这已经不是第一家受害者了,几十起事故中,现在官府的差员还没有查出个所以然来。
这事发生得邪祟,非人力可为,人们判定是祖墓恶鬼所为,求上苏家去,希望苏家尽快在祖墓祭祖镇压恶鬼。
晚些时候,巳时,李长风从晚枫林书院回来,吃了一惊。
此刻苏家门前,聚了不少人。
这些人吵吵闹闹,李长风没有听出个所以然来。
只见苏子元带了些下人,说了些好话,费尽功夫才把人请离开。
“这些人真是烦躁!”
心中不满,不过他没有表现出来,有些形象还是要维持的。
况且这件事,把这些人处理的服服帖帖的,对提升家族里的威望好处。
“主脉的一帮白痴,老的爱面子,小的什么也不会!父亲说的没错,族长一脉青黄不接,对我们长老一脉倒是好事!”

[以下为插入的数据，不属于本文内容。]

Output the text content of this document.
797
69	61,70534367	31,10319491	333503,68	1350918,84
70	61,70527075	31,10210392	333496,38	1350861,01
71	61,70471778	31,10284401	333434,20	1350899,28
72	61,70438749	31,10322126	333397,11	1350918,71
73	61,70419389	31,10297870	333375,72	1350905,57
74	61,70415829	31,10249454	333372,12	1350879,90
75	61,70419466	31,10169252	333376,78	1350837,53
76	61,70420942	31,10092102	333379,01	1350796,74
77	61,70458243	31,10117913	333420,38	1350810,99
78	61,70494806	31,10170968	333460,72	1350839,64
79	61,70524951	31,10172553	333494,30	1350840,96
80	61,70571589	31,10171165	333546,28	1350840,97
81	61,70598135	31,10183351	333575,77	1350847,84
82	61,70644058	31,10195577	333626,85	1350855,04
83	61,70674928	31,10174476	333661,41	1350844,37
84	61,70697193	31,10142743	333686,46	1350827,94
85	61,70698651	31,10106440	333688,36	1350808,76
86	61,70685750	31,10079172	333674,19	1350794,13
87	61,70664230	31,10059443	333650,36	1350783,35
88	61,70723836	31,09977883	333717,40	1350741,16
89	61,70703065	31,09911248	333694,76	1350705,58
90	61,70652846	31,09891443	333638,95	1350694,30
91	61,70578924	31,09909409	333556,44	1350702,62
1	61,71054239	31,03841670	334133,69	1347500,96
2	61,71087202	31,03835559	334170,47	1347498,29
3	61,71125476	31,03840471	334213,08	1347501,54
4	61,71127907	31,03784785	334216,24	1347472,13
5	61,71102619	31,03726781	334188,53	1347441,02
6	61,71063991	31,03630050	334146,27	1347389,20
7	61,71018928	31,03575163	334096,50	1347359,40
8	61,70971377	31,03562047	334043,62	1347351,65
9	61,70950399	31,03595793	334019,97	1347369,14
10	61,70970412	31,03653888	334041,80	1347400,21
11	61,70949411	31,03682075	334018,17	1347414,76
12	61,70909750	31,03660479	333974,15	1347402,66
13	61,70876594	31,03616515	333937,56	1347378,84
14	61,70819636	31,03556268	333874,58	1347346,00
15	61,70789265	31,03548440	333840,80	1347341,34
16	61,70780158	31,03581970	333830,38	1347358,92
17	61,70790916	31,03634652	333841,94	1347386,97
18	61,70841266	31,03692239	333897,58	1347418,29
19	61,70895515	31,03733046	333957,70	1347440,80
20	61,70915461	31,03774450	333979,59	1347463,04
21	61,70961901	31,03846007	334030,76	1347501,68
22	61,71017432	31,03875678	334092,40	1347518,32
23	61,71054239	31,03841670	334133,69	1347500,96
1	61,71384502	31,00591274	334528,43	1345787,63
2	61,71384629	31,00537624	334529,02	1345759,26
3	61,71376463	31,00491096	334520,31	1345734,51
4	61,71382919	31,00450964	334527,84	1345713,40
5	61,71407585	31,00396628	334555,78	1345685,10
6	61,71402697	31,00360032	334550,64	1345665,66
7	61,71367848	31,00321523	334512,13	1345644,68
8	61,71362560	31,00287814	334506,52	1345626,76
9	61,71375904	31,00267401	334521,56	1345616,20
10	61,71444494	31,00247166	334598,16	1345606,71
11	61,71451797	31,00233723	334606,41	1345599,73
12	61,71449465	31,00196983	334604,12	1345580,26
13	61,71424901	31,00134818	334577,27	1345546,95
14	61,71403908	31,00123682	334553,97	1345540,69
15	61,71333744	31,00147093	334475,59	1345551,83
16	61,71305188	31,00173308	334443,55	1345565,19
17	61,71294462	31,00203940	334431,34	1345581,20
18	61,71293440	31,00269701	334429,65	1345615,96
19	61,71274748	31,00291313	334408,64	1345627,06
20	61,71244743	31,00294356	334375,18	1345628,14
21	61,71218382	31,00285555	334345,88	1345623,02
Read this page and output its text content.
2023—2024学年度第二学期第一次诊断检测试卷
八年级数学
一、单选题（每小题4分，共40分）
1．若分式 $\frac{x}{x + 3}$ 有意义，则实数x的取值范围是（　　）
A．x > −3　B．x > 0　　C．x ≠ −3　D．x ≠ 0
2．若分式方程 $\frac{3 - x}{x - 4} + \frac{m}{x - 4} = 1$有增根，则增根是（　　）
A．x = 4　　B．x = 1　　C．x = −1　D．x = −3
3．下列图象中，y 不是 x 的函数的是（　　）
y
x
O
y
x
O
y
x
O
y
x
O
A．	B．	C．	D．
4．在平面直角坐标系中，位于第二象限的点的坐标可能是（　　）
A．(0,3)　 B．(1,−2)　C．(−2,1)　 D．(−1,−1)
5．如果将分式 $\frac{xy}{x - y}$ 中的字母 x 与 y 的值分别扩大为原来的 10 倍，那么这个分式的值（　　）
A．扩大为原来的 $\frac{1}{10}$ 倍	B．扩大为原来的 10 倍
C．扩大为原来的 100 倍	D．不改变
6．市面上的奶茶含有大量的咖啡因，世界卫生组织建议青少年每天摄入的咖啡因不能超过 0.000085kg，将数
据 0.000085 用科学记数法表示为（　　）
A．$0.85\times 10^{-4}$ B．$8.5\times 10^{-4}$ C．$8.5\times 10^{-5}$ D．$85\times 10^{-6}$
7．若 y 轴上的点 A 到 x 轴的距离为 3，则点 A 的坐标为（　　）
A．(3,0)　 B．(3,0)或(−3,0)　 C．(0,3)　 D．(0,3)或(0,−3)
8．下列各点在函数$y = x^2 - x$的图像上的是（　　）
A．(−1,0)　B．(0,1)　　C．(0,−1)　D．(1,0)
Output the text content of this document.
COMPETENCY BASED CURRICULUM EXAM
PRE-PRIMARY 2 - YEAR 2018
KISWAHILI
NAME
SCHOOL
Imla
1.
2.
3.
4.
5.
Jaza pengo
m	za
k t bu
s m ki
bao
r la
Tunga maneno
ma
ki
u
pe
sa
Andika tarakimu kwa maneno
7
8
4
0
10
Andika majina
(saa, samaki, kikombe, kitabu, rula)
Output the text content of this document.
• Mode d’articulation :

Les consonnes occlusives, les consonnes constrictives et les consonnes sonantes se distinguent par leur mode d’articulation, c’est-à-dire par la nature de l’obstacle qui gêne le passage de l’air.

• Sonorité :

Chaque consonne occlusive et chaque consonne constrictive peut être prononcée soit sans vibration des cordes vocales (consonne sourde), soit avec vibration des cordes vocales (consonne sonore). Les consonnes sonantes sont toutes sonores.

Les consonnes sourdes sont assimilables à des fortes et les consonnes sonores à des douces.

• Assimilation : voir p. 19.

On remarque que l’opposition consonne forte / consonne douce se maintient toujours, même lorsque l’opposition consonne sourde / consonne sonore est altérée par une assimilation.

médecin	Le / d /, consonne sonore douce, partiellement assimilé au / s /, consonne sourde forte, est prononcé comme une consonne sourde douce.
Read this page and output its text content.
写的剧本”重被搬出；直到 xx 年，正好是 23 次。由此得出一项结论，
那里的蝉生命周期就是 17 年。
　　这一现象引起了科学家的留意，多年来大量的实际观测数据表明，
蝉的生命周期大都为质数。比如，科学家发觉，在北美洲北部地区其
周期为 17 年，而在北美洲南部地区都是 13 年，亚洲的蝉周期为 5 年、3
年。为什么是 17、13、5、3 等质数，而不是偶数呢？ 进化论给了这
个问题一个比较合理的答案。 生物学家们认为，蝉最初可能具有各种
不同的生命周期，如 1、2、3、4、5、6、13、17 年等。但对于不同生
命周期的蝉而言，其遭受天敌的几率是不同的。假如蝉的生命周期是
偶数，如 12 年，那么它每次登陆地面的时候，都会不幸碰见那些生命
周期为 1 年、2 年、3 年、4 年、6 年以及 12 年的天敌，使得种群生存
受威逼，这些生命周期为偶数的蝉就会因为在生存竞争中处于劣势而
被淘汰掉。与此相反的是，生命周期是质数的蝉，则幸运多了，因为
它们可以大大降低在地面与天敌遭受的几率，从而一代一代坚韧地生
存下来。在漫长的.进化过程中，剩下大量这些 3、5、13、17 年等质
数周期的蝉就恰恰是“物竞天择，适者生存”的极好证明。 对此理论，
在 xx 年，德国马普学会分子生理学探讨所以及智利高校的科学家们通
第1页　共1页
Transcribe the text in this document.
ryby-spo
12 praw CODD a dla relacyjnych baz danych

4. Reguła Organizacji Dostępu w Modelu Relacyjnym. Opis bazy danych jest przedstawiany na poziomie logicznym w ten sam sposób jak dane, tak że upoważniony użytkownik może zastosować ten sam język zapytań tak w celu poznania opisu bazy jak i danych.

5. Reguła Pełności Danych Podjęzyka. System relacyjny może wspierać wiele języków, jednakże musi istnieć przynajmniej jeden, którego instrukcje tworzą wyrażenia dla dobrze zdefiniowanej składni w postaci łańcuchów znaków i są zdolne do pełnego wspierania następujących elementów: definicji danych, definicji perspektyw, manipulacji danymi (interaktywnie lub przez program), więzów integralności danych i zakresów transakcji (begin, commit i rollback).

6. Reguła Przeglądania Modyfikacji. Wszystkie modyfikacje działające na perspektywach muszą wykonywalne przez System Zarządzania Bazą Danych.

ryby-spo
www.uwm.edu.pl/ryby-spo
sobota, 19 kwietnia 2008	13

苏子元笑呵呵的,在他看来,苏乾等人注定是没什么作为,至于苏荷?苏家可没有开女流当家主的先河。
李长风看了一会,便回去了。
他的当务之急,是要学上一门兵器。
今早苏荷教导他时,见他的力量已成长了不少,道:
“武者自然要善武之术,光会使用蛮力的,不过是莽夫。”
言下之意,便是叫他学上一门兵器,与人打斗什么的也方便些。
苏荷告诉他,苏家有不少武场,平日里小辈们都在哪里修炼兵器,爷爷请了不少武力强大的执事负责教导。
找管家问了路,李长风来到这个专门修建武场的院子里。
这片院子极大,周围种了些树,武场上铺的,是打磨平整的青石块。
李长风进来,吸引了一阵目光。
这些少年中,有不少是苏九麟的同姓宗族,一些是苏家执事的后代。
“周刑教练。”
李长风径直找到苏荷描述的,光头大耳刀疤脸,身似铁塔壮如熊的这位教练。
据她说,这人水平不错。
能值苏荷夸赞,李长风自是信了,当下找到他准备让其教导自己一门兵器。
周刑不认识府上的这位外姓少爷,但看其衣着也能判断出些什么,抢拳行了礼。
“周教练,在下想学一门兵器,还望不吝赐教!”
李长风也没摆少爷架子,道。
“学兵器,你现在什么修为?”
周刑讲话,嗡声嗡气的。
不是他看不起这人,据别人说,这位外姓少爷从未习过武。如今不知正式修行了几天,好高骛远的想来练兵器。
这样的人底子不稳,只会浪费他的时间。
周围少年,也都是诧异。
这些苏家特制的兵器,轻则几十斤重则数百斤,没点力气你拿都拿不动。
别说练兵器,只会途增笑话。
“一鼎力土,也算小有成就吧!”
摸了摸鼻子,李长风有点尴尬,境界太低了,不好意思出来。